A história que acontece

globo ditaduraPor Alessandra Terribili.

Sobre a postura da mídia diante das manifestações de 17 de junho de 2013.

Eu também serei prudente, como vários amigos(as), e controlarei a ânsia de produzir análises sobre o dia de ontem e o processo como um todo. Mas uma coisa não dá pra me furtar a falar logo: a postura da grande mídia, particularmente, a da Globo, me assusta.

A tal “autocrítica” do cretino do Jabor é sintomática. A mudança de tom na cobertura é evidente. Não só de um dia pro outro. De sempre para ontem.

Eu vou pra rua desde 1998. Já apanhei da polícia, já vi colegas e amigos apanharem, já tomei gás de pimenta na cara, já tomei gás lacrimogênio, já tive amigo preso acusado de liderar a “baderna”… Já soube de tantos, no campo, mortos em luta. Conseguimos arrancar vitórias nesses processos. Mas tomamos muita porrada e sofremos muito preconceito.

A Globo sempre se preocupou mais com o trânsito que com a gente. Essa sempre foi a chave da cobertura. Os tantos pobrezinhos que, de dentro dos seus carros, perderam a hora de voltar pra casa, e expressavam em rede nacional sua raiva da nossa necessidade de nos manifestarmos. A Globo nunca abordou a violência policial, a Globo sempre tratou as ações irresponsáveis isoladas como produtos da ação coletiva.

Agora, me digam… 15 anos se passaram. Por que mudou de repente?!!

Ontem, a cobertura falava que as manifestações foram pacíficas, e atribuía a uma minoria os “excessos” que despertavam a ira militar. A emissora expôs na TV gente de dentro dos seus carros dizendo que a causa é justa, e que não se importava com os problemas causados no trânsito. Aí que eu fiquei boquiaberta.

Obviamente, nada sobre as palavras de ordem que buscavam denunciá-la. Uma das iniciativas que achei geniais em São Paulo foi justamente a de dirigir-se à sede da Globo. A mim, soou como um: “nem vem tentar me manipular, que eu tô de olho em você não é de hoje”.

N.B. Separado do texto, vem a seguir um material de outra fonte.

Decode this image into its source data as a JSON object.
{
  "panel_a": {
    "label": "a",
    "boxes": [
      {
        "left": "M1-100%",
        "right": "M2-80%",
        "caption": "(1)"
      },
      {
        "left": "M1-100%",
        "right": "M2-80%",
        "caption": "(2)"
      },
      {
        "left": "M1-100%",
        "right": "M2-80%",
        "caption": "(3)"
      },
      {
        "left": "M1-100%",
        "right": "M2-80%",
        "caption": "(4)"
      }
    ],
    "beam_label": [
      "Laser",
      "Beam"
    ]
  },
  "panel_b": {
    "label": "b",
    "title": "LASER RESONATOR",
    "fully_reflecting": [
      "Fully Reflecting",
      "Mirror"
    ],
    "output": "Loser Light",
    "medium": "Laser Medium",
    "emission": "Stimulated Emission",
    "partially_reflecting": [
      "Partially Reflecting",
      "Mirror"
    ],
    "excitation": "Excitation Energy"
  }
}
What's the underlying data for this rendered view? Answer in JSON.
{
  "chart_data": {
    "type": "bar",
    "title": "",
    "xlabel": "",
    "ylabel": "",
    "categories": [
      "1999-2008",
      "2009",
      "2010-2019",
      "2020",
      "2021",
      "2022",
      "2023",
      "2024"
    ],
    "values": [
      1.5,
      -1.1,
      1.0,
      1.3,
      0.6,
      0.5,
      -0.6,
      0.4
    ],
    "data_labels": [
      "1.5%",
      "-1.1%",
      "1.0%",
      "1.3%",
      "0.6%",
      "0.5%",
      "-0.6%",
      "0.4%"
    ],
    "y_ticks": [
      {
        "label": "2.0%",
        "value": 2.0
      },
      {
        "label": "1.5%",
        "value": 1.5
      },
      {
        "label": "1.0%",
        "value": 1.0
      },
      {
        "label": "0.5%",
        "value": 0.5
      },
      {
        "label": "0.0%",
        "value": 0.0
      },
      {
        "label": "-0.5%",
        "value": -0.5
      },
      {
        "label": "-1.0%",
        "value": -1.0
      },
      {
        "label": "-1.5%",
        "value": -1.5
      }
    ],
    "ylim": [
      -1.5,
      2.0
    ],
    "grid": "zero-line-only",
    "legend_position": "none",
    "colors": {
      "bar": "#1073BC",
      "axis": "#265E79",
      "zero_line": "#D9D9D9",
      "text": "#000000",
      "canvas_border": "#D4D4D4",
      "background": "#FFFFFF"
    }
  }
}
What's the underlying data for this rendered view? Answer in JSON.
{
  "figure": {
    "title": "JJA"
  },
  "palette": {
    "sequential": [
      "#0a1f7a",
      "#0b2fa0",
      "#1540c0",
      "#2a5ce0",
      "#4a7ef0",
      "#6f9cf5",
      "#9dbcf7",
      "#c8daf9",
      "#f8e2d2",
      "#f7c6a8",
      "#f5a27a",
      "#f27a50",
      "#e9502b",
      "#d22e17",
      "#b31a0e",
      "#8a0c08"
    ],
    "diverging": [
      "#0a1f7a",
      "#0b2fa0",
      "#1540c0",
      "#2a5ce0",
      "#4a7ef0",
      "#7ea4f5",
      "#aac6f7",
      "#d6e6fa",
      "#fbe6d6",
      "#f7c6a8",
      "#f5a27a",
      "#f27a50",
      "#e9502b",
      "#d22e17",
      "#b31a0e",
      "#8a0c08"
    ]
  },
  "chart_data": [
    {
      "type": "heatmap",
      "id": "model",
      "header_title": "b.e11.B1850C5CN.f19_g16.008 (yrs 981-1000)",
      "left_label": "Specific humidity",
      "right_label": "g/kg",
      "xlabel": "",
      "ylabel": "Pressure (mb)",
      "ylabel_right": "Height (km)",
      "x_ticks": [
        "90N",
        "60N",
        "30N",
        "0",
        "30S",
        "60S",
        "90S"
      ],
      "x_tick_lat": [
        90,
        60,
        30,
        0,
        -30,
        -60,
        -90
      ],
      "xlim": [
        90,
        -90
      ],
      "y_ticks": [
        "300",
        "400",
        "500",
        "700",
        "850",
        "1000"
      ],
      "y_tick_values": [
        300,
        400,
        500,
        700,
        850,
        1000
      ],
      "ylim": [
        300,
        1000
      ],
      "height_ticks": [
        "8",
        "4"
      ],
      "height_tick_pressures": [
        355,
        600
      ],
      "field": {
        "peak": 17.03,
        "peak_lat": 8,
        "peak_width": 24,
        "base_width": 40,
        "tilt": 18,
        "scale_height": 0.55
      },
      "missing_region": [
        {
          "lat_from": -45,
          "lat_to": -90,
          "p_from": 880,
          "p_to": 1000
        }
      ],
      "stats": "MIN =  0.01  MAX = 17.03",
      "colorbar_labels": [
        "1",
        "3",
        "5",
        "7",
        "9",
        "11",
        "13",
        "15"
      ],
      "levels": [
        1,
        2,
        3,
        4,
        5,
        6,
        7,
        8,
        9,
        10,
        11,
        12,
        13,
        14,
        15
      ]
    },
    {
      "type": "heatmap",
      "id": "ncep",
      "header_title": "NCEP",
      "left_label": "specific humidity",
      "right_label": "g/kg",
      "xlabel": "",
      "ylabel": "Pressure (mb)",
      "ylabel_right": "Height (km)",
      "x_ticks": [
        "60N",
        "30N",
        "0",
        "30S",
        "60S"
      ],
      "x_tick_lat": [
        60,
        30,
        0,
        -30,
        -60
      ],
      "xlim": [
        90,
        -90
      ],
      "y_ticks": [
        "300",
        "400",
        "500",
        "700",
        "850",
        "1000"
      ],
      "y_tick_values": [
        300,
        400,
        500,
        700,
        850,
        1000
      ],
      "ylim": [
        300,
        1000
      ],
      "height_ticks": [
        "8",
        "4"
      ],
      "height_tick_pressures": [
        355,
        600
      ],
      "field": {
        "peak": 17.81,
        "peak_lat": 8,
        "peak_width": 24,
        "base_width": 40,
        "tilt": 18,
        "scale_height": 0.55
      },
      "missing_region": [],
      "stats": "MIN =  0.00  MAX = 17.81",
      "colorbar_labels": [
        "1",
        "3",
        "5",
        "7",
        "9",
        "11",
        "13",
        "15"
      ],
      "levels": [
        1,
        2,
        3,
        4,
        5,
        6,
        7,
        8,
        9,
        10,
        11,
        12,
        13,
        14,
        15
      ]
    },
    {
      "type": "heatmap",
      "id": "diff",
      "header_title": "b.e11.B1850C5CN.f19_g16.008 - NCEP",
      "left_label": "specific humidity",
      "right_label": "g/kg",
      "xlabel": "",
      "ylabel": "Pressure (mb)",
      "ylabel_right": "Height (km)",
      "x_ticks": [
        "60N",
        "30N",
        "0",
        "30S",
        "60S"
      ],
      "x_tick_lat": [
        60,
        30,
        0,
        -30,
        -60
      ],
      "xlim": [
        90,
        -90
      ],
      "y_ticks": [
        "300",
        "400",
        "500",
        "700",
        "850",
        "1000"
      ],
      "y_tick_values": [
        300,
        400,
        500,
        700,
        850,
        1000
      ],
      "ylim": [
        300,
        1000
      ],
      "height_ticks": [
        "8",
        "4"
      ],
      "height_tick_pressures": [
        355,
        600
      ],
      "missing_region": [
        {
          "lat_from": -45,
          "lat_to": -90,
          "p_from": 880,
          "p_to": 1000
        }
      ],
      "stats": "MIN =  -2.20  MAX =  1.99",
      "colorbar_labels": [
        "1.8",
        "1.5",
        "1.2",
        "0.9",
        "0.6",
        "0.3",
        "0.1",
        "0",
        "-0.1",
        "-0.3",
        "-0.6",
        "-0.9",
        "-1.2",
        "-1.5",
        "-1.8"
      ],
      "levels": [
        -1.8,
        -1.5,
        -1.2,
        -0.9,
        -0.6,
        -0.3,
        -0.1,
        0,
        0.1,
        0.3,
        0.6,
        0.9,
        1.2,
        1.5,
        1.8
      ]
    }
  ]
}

Não é à toa, também, que a tal ideia de que “o gigante acordou” tem sido valorizada pela mídia como um todo. Estar atento(a) a isso não é birra, não é dispensar a ampliação do movimento – ao contrário, lógico! Eu milito há 15 anos sonhando com esse dia, o de sermos centenas de milhares, o dia de sermos milhões. Mas mesmo para chegar aí, é preciso entender o que a mídia quer provocar ao mudar de discurso com esse “cavalo de pau”. Por que reforçar a ideia do gigante adormecido que acorda?

Afirmar que acordamos agora significa ignorar o processo de luta popular que nunca deixou de existir em nosso país e que levou até onde estamos. A história tem percurso, a história não cai do céu, nem é inventada em posts de facebook. Conhecer os processos e reivindicá-los ajuda a ter consciência do que foi e de pra onde queremos ir. Creio que é isso que “eles” querem evitar. Desassociar o tanto que lutamos há 500 anos de tudo que se viu ontem mostra que “eles” também querem disputar os rumos do nosso movimento.

Eu estive nos atos contra o relógio da Globo, em 2000. Dizíamos que queríamos que nossa história fosse contada por nós mesmos. Eram 500 anos de resistência negra, indígena e popular. Mas ali, éramos vândalos. Como éramos vândalos na semana passada.

Não somos vândalos, não somos irresponsáveis, não somos “diferenciados”, não queremos ser rotulados. Queremos ser livres. É por isso que vamos às ruas e não vamos sair delas – porque nelas estamos há muito tempo.

Eu reivindico a história de lutas do meu povo.